Jean-Claude Juncker, the president of the European Commission and former Luxembourg Prime Minister said he was ‘moved and devastated’ to learn of Chirac’s demise.
“Europe is not only losing a great statesman but the president is losing a great friend,” Juncker added in a statement.
President Emmanuel Macron is expected to speak on television at 20:00 local time to pay tribute to his late predecessor who was convicted in 2011 for diverting public funds while serving as the Mayor of Paris.
Former French President, Francois Hollande has also paid homage to Mr. Chirac, saying: “I know that today, the French people, whatever their convictions have just lost a friend.”
Despite his many failings, there has not been any mention in the tributes of the corruption and criticisms against Chirac.
What remains for most is the memory of a likeable man, a man of culture and a president who acted like a French president is supposed to be by projecting the permanent conviction that France remains the best place in the world.
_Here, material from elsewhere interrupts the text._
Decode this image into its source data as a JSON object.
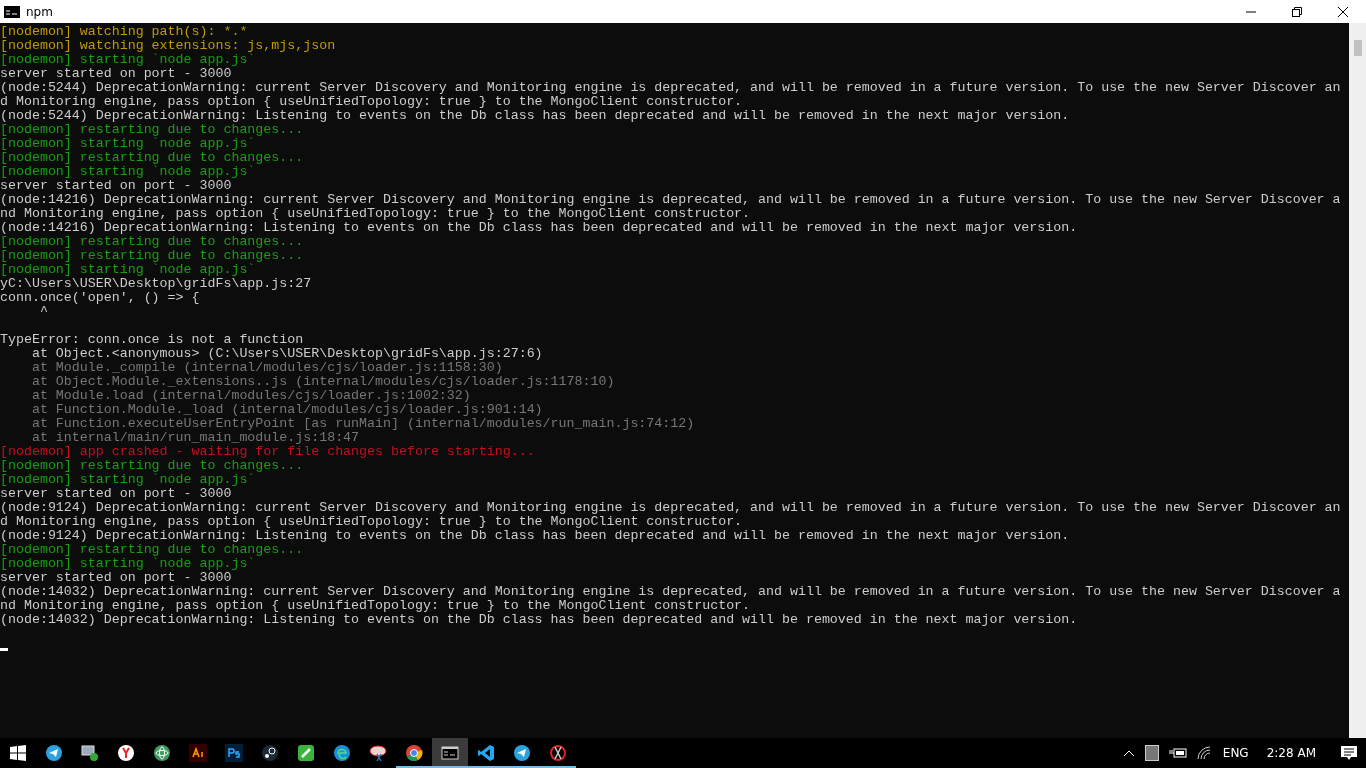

The son of a bank manager, Chirac was born in 1932. He served as Head of State from 1995 to 2007, making him France’s second longest serving post-war president after his Socialist predecessor, Francois Mitterrand.
Among his major domestic political reforms was a reduction of the presidential term of office from seven to five years and the abolition of compulsory military service.
However, his health steadily deteriorated after he stepped down. In 2005, he suffered a stroke and in 2014, his wife, Bernadette said he would no longer speak in public as he was having some trouble with his memory.